Why the JOBS Act was so critical

CDFIs are only accessible over the counter to “accredited investors.” According to the Securities and Exchange Commission, this accreditation is only granted for individuals that can demonstrate either an income of $200k for two years running or a net worth of $1 million, excluding the value of one’s primary residence.

However, while non-accredited investors are still prohibited from purchasing unregistered securities, CNote can itself receive accreditation to sell access to CDFIs if it can demonstrate its own financial health and the long-term feasibility of its business model.

The fine print

Since CNote hasn’t yet been approved to resell CDFIs to the average consumer, the savings isn’t really available yet — that is, unless you’re loaded (accredited investors can start using CNote today).

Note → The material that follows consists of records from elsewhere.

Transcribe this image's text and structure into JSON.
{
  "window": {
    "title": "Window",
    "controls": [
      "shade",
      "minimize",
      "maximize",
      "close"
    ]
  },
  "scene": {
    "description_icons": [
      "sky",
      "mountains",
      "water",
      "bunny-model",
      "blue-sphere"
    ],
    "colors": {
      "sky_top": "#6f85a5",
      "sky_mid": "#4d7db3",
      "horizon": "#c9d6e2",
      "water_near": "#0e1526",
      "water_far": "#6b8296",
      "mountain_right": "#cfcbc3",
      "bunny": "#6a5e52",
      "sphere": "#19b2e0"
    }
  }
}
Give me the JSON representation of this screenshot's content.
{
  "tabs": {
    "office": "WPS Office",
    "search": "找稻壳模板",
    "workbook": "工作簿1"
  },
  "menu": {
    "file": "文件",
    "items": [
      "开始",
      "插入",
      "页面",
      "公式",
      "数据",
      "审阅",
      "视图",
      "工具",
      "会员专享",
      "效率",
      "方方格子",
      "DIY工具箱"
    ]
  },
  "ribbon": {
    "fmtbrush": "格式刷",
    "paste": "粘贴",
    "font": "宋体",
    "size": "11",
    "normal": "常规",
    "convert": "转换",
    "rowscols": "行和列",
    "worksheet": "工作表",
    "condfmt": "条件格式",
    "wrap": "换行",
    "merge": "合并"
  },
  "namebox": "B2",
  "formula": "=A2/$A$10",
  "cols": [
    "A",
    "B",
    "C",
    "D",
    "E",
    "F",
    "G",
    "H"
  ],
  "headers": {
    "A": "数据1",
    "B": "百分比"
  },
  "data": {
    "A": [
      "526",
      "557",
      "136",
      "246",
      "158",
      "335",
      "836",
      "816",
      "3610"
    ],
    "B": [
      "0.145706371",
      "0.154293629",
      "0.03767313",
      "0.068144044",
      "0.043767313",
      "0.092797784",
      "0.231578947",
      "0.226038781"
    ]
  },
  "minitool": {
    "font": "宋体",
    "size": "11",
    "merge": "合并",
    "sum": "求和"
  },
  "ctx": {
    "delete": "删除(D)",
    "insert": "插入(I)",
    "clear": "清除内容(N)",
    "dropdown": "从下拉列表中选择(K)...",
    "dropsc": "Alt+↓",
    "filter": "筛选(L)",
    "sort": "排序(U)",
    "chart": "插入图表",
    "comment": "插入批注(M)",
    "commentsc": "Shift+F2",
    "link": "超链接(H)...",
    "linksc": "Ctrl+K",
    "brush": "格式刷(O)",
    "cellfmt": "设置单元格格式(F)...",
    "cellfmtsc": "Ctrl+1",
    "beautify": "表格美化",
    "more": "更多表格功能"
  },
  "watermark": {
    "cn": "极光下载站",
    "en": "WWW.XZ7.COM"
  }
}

Berman and a team of lawyers have been working to solve this and she throughly expects CNote to be approved by the time the product launches for unaccredited investors in March.

Moreover, your money will have limited liquidity on CNote. Today, the service will let users withdraw 10 percent of their savings on a quarterly basis, with advance notice, but the plan is to ease up on the withdrawal cap by next year. Berman explains that limiting access to capital is actually one way to behaviorally nudge best financial practices.

Moving money in and out of savings accounts and other investments is generally a bad strategy, unless you happen to be a particularly skilled day trader. In outstanding circumstances, Berman said she is willing to work with savers on an individual basis to get them their money outside of the aforementioned quarterly liquidity. It’s also true that these limits help CNote to minimize transactional volatility with their CDFI suppliers.

The future

Yuliya Tarasava, co-founder of CNote

Yuliya Tarasava, co-founder of CNote

Eventually CNote wants to offer a full suite of savings products with varying returns and degrees of risk. The platform could some day enable people to put a philanthropic spin on their savings. CDFIs are fairly granular, so with slight orchestration, it would be possible to build a portfolio that directly benefited a specific underserved community.

Integration is also key to CNote’s overall market strategy. The company wants to be accessible from the existing ways we manage our money. For this, think about being able to transfer money in and out directly from your du jour online banking platform.

A large enough, devoted, community of savers would be of value to banks and other financial institutions. Thus far, banks have opted not to create their own competing services because, despite rising interest, CDFIs still carry a small-potatoes connotation.

Some in the community worry that a sharp increase in the number of CDFIs could overwhelm existing distribution infrastructure, kinda like how more capital in an entrepreneurial ecosystem doesn’t always incentivize the proliferation of new, high-quality, startups.